私、平日は結構忙しくて、今は仕事終わりなんですけど、この後17時からまた仕事なんです。」

「はっ?
どういう事⁉︎
違うバイトもしてるのか⁉︎」

あっ。ヤバイ。
つい本当のことを言っちゃったけど心配されちゃう。
そうだった…。
見た目はクールなイケメンなのに、結構、心配症で、お父さんみたいなとこあったんだった。

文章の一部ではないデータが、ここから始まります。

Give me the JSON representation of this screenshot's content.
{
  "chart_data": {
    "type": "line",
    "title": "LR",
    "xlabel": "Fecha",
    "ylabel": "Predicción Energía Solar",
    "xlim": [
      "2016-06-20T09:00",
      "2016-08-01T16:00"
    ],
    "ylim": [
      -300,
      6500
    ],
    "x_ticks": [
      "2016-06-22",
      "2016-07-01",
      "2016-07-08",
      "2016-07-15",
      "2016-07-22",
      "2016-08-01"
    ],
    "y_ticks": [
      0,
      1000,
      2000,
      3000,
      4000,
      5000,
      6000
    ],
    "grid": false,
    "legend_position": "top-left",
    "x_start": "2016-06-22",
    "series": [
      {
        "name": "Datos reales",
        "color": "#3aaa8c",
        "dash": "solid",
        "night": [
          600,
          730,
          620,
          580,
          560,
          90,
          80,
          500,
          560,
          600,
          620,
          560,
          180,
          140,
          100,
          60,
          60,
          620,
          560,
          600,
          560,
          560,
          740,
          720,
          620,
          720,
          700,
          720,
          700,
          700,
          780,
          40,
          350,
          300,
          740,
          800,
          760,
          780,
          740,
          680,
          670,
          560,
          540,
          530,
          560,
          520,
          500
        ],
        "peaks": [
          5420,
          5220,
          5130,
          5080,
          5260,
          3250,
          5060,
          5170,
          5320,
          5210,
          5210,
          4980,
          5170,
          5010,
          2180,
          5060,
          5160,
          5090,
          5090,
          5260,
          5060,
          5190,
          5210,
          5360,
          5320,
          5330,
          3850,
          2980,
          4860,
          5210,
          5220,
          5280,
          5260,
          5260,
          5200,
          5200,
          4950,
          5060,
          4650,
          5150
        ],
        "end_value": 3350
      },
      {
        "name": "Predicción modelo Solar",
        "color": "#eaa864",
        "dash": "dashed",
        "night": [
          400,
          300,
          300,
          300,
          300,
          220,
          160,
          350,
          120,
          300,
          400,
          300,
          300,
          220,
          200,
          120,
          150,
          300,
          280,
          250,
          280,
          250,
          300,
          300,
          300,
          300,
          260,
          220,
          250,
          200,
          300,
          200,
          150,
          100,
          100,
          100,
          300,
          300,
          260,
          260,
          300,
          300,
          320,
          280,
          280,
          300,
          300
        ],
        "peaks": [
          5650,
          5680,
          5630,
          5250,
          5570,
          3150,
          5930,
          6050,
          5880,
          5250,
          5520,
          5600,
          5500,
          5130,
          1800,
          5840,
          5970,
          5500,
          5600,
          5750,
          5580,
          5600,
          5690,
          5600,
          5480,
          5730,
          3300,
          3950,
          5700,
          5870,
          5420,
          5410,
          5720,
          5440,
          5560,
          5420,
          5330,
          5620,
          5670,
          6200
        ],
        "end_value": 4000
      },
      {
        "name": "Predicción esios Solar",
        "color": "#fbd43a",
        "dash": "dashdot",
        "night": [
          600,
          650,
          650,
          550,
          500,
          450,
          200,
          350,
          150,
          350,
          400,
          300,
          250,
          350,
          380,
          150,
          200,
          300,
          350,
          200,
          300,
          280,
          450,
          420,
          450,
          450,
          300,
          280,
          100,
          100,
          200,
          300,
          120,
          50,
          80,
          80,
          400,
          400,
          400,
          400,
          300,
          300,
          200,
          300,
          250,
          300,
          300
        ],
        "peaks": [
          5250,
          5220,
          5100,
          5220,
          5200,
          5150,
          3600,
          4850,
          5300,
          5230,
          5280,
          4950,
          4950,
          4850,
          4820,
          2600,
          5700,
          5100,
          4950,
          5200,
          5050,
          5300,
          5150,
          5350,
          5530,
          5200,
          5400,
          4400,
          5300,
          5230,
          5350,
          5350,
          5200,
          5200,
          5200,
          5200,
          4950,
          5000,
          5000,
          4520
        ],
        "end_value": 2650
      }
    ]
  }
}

「あっ。でも、そんなに忙しいバイトじゃなくて、全然平気なんです。
大丈夫なんで気にしないで下さい。」
早口気味に急いで取り繕う。

「17時〜何時まで?
どこで?何してるの?
場合によっては迎えに行く。」
ぶっきらぼうに容赦なく言い放つ。

あっ、、出た。お父さん…。

「えっと…。先輩に心配してもらわなくても大丈夫なので…気にしないで下い。」

「小春。質問に答えて。
答えるまで電話切らないよ。」

あっ、、どうしよう。ちょっとお怒りモードだ。
観念して告げる。
「コンビニで17時〜22時…です。」
自然と声が小さくなる。

「…なんで、そんなに働いてるの?
そんなに働いて体壊したらどうするんだよ。」
静かな低音で呟く様に、修哉は心配する。

泣きたくなる。
先輩に心配かけたく無いし、私の事なんか気にしないで欲しい。

「修哉?どこいったかと思ったら。そろそろ打ち合わせ入りますよ」
不意に知らない男の人の声が聞こえてきた。

「あっ。ごめんなさい。
あの、お仕事中ですね。またかけ直します。お仕事に戻ってください。」
慌てて電話を切ろうとする。

「待って。コンビニどこ?今夜行くから、教えて。教えてくれないと電話切らせないよ。」

「えっーと。〇〇駅前のコンビニです…。」
観念して小さく吐くように告げた。

「…ごめん。これじゃあ、脅しみたいだよな。
小春を怖がらせたいんじゃ無いんだ。 
ただ、心配なだけで…」

これではこの前と同じと修哉は思い、頭お抱えながらすぐさま謝る。

「いえ。先輩が、私を心配してくれてるのは充分、分かってますので…気にしないで下さい。
あの…お仕事戻って下さい。 
電話切りますね。
では、頑張って下さい。失礼します。」

「小春、ありがとう。電話、嬉しかった。」
修哉は気持ちを伝える。 

小春からの電話をどれだけ待ち望んでいたか、少しでも伝わるように。 

「今夜、本当に行くから。
小春に会いたいんだ。会いたくて仕方ない。
俺を待たせてるなんて気にしなくていいからな。
じゃあ。また。」

「はい。また。」
もっと自分の気持ちを伝えたかったが、これ以上引き伸ばしてはいけないと思い。静かに電話を切った。